Water tower: City chooses location for new south water towerJamestown will add a new water tower to the south side of the city. The Jamestown Public Works Committee approved a plan to build the tower in the I-94 Business Park west of the Infinity Builders location during its regular meeting on Tuesday.
By: Keith Norman, The Jamestown Sun
Jamestown will add a new water tower to the south side of the city. The Jamestown Public Works Committee approved a plan to build the tower in the I-94 Business Park west of the Infinity Builders location during its regular meeting on Tuesday.
“This will serve the entire south part of Jamestown,” said Travis Dillman, project engineer with Interstate Engineering. “Everything on the hill from the new hospital in the west to the State Hospital in the east.”
Mayor Katie Andersen said the location of the tower concerned her but was also an opportunity.
“I’m concerned that the land in the industrial park should be used for business,” she said. “But it is an opportunity in the tower could be painted to promote the city.”
The planned location is currently owned by the Jamestown/Stutsman Development Corp.
A location to the east of Infinity Builders was eliminated because it was on state-owned property and would require legislative approval to sell to the city. A location west of Walmart was deemed too costly because of possible paint splatter on businesses in the area during tower painting.
The approval only dealt with the water tower’s location. Plans are still being developed for construction of the 750,000-gallon tower. Preliminary cost estimates place the entire project, including necessary water mains to carry water to the tower, at about $4.1 million.
The city hopes to start construction this fall with completion by fall 2013.

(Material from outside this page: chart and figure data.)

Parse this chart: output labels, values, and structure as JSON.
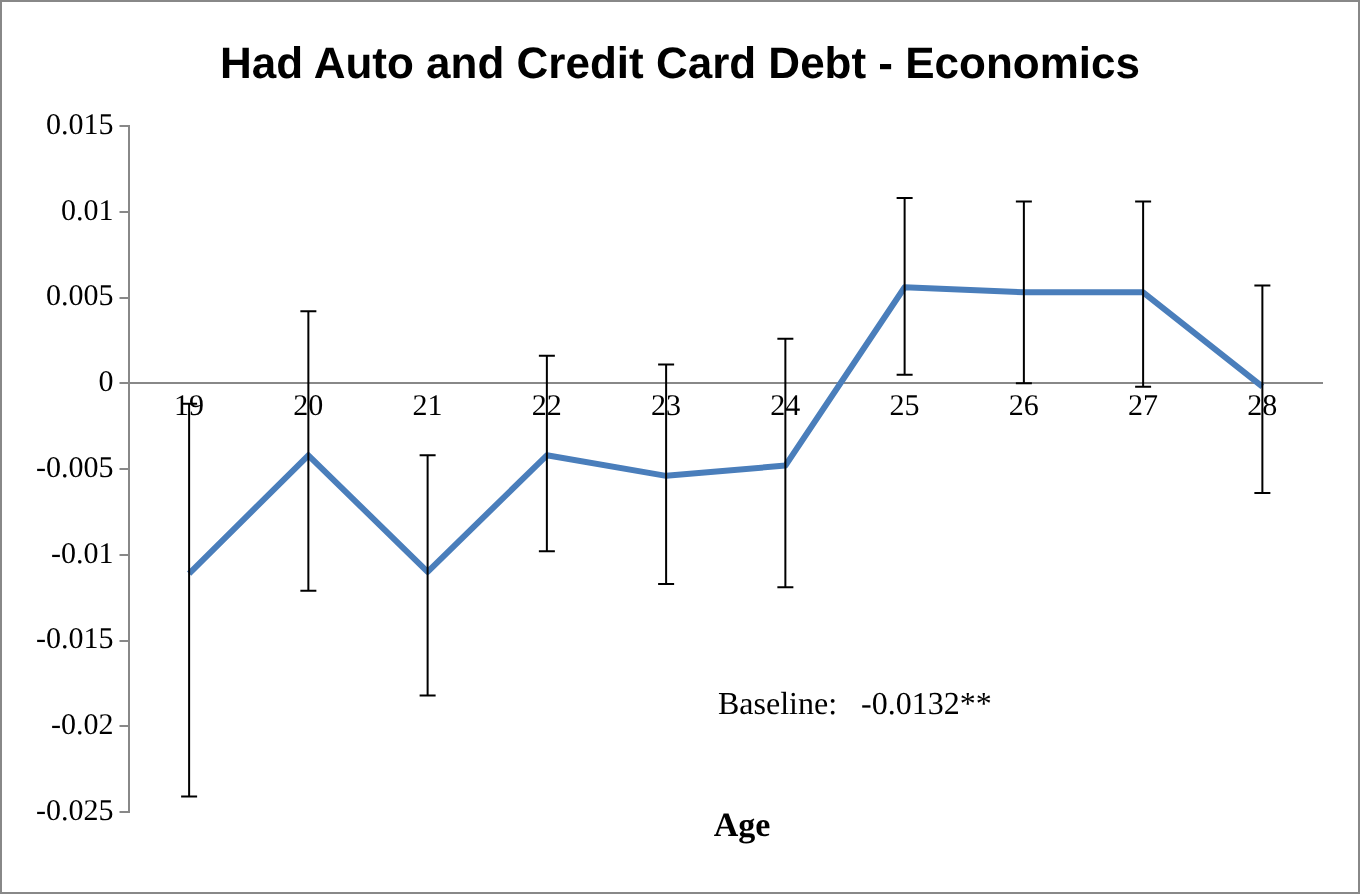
{
  "chart_data": {
    "type": "line",
    "title": "Had Auto and Credit Card Debt - Economics",
    "xlabel": "Age",
    "categories": [
      "19",
      "20",
      "21",
      "22",
      "23",
      "24",
      "25",
      "26",
      "27",
      "28"
    ],
    "series": [
      {
        "color": "#4a7ebb",
        "values": [
          -0.0111,
          -0.0042,
          -0.011,
          -0.0042,
          -0.0054,
          -0.0048,
          0.0056,
          0.0053,
          0.0053,
          -0.0002
        ],
        "errors": [
          [
            -0.0241,
            -0.0012
          ],
          [
            -0.0121,
            0.0042
          ],
          [
            -0.0182,
            -0.0042
          ],
          [
            -0.0098,
            0.0016
          ],
          [
            -0.0117,
            0.0011
          ],
          [
            -0.0119,
            0.0026
          ],
          [
            0.0005,
            0.0108
          ],
          [
            0.0,
            0.0106
          ],
          [
            -0.0002,
            0.0106
          ],
          [
            -0.0064,
            0.0057
          ]
        ]
      }
    ],
    "ylim": [
      -0.025,
      0.015
    ],
    "yticks": [
      -0.025,
      -0.02,
      -0.015,
      -0.01,
      -0.005,
      0,
      0.005,
      0.01,
      0.015
    ],
    "grid": false,
    "legend": false,
    "marker": "none",
    "line_style": "solid",
    "annotations": [
      "Baseline:   -0.0132**"
    ]
  }
}
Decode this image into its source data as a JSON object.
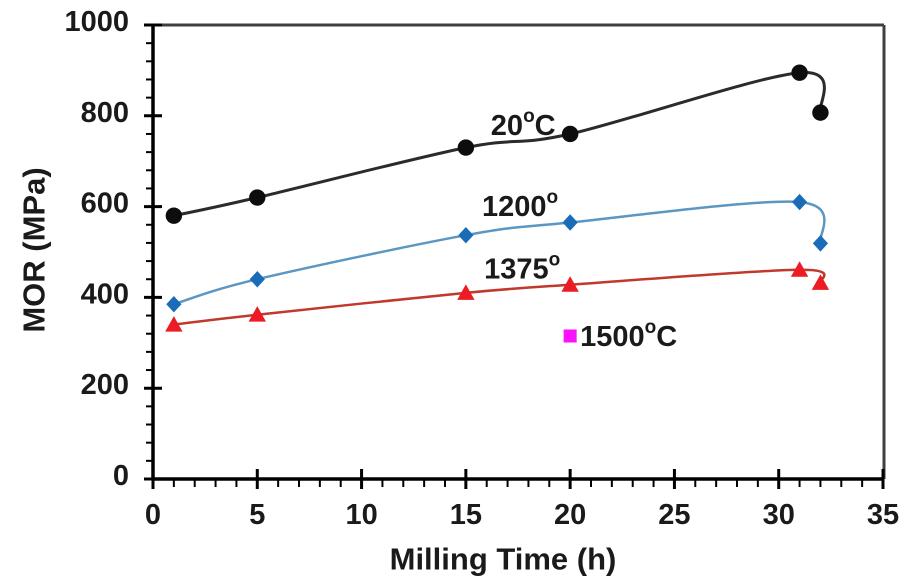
{
  "figure": {
    "background": "#ffffff",
    "text_color": "#1a1a1a",
    "axis_color": "#000000",
    "frame_color": "#3f3f3f"
  },
  "chart_data": {
    "type": "line",
    "title": "",
    "xlabel": "Milling Time (h)",
    "ylabel": "MOR (MPa)",
    "xlim": [
      0,
      35
    ],
    "ylim": [
      0,
      1000
    ],
    "x_major_ticks": [
      0,
      5,
      10,
      15,
      20,
      25,
      30,
      35
    ],
    "x_minor_step": 1,
    "y_major_ticks": [
      0,
      200,
      400,
      600,
      800,
      1000
    ],
    "y_minor_step": 40,
    "grid": false,
    "legend_position": "inline-annotations",
    "series": [
      {
        "name": "20C",
        "annotation": {
          "pre": "20",
          "sup": "o",
          "post": "C",
          "x": 17.75,
          "y": 778
        },
        "marker": "circle",
        "line_color": "#2b2b2b",
        "marker_color": "#0d0d0d",
        "line_width": 3,
        "points": [
          [
            1,
            580
          ],
          [
            5,
            620
          ],
          [
            15,
            730
          ],
          [
            20,
            760
          ],
          [
            31,
            895
          ],
          [
            32,
            807
          ]
        ]
      },
      {
        "name": "1200",
        "annotation": {
          "pre": "1200",
          "sup": "o",
          "post": "",
          "x": 17.6,
          "y": 599
        },
        "marker": "diamond",
        "line_color": "#5b97c2",
        "marker_color": "#1a6cb8",
        "line_width": 2.5,
        "points": [
          [
            1,
            385
          ],
          [
            5,
            440
          ],
          [
            15,
            537
          ],
          [
            20,
            565
          ],
          [
            31,
            610
          ],
          [
            32,
            519
          ]
        ]
      },
      {
        "name": "1375",
        "annotation": {
          "pre": "1375",
          "sup": "o",
          "post": "",
          "x": 17.7,
          "y": 461
        },
        "marker": "triangle",
        "line_color": "#c0392b",
        "marker_color": "#ec1c24",
        "line_width": 2.5,
        "points": [
          [
            1,
            340
          ],
          [
            5,
            362
          ],
          [
            15,
            410
          ],
          [
            20,
            428
          ],
          [
            31,
            461
          ],
          [
            32,
            432
          ]
        ]
      }
    ],
    "isolated_points": [
      {
        "name": "1500C",
        "annotation": {
          "pre": "1500",
          "sup": "o",
          "post": "C"
        },
        "marker": "square",
        "color": "#fa10fa",
        "x": 20,
        "y": 315
      }
    ]
  }
}
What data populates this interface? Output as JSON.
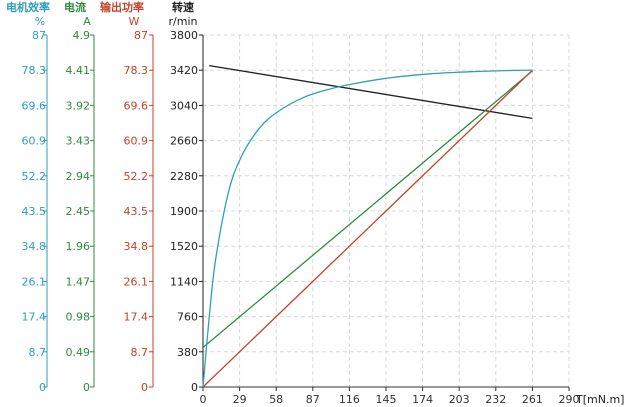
{
  "colors": {
    "efficiency": "#2f9fc0",
    "current": "#2e8b3e",
    "output_power": "#c0442a",
    "speed": "#222222",
    "grid": "#d9d9d9"
  },
  "chart_data": {
    "type": "line",
    "xlabel": "T[mN.m]",
    "x_ticks": [
      0,
      29,
      58,
      87,
      116,
      145,
      174,
      203,
      232,
      261,
      290
    ],
    "xlim": [
      0,
      290
    ],
    "grid": true,
    "axes": [
      {
        "id": "efficiency",
        "title": "电机效率",
        "unit": "%",
        "ylim": [
          0,
          87
        ],
        "ticks": [
          "0",
          "8.7",
          "17.4",
          "26.1",
          "34.8",
          "43.5",
          "52.2",
          "60.9",
          "69.6",
          "78.3",
          "87"
        ]
      },
      {
        "id": "current",
        "title": "电流",
        "unit": "A",
        "ylim": [
          0,
          4.9
        ],
        "ticks": [
          "0",
          "0.49",
          "0.98",
          "1.47",
          "1.96",
          "2.45",
          "2.94",
          "3.43",
          "3.92",
          "4.41",
          "4.9"
        ]
      },
      {
        "id": "output_power",
        "title": "输出功率",
        "unit": "W",
        "ylim": [
          0,
          87
        ],
        "ticks": [
          "0",
          "8.7",
          "17.4",
          "26.1",
          "34.8",
          "43.5",
          "52.2",
          "60.9",
          "69.6",
          "78.3",
          "87"
        ]
      },
      {
        "id": "speed",
        "title": "转速",
        "unit": "r/min",
        "ylim": [
          0,
          3800
        ],
        "ticks": [
          "0",
          "380",
          "760",
          "1140",
          "1520",
          "1900",
          "2280",
          "2660",
          "3040",
          "3420",
          "3800"
        ]
      }
    ],
    "series": [
      {
        "axis": "speed",
        "x": [
          5,
          261
        ],
        "y": [
          3470,
          2900
        ]
      },
      {
        "axis": "current",
        "x": [
          0,
          261
        ],
        "y": [
          0.55,
          4.4
        ]
      },
      {
        "axis": "output_power",
        "x": [
          0,
          261
        ],
        "y": [
          0,
          78.3
        ]
      },
      {
        "axis": "efficiency",
        "x": [
          0,
          5,
          10,
          20,
          30,
          45,
          60,
          80,
          100,
          120,
          150,
          180,
          210,
          240,
          261
        ],
        "y": [
          0,
          17.5,
          31.5,
          47.9,
          56.7,
          64.1,
          68.2,
          71.6,
          73.6,
          75.0,
          76.5,
          77.4,
          77.9,
          78.2,
          78.3
        ]
      }
    ]
  }
}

The Public Works Committee also approved about $95,000 to replace radios that transmit data from the lift and pump stations of the water and sewer system to the water treatment plant operating center. The replacement is mandated by the Federal Communications Commission as part of an effort to reduce the number of frequencies used by radio systems.
Jason Sand, project engineer for AE2S Engineering, also suggested the city plan for the replacement of the controls, radios and computers associated with the water and waste water systems over the next several years. Total cost of the project is about $800,000.
“This is something that could ultimately result in higher water rates,” said Jeff Fuchs, city administrator.
Reed Schwartzkopf, city engineer, said the electronic control systems were necessary.
“If we don’t keep this equipment up we may have to drive the system every day to monitor the system,” he said, meaning city staff would have to physically visit all the pumps every day to make sure they are working.
Sand also said the emergency sirens in Jamestown should be updated with heaters to allow operation during the winter.
“There is a problem with fuses blowing if the sirens are used in the winter because of ice buildup,” he said. “Heaters are options but were never installed because the thought was the sirens were never used in the winter.”
Schwartzkopf said emergencies could occur at any time and the lack of sirens was a safety issue.
A motion to authorize $16,000 for upgrades to the sirens passed unanimously.
In other action, the Jamestown Building, Planning and Zoning Committee authorized its legal counsel to prepare a new ordinance allowing real estate developers to finance up to 75 percent of the cost of infrastructure through special assessments.
The details of the ordinance, including any additional bonding requirements for developers, will be worked out after the draft ordinance is prepared.
“It would be a help to developers,” said Charlie Kourajian, city councilman. “But we need to be cautious we do this only on projects that will come to fruition.”
Currently, developers are required to pay cash up front for water, sewer and gravel streets and are allowed to get special assessments for pavement and gutter for developments.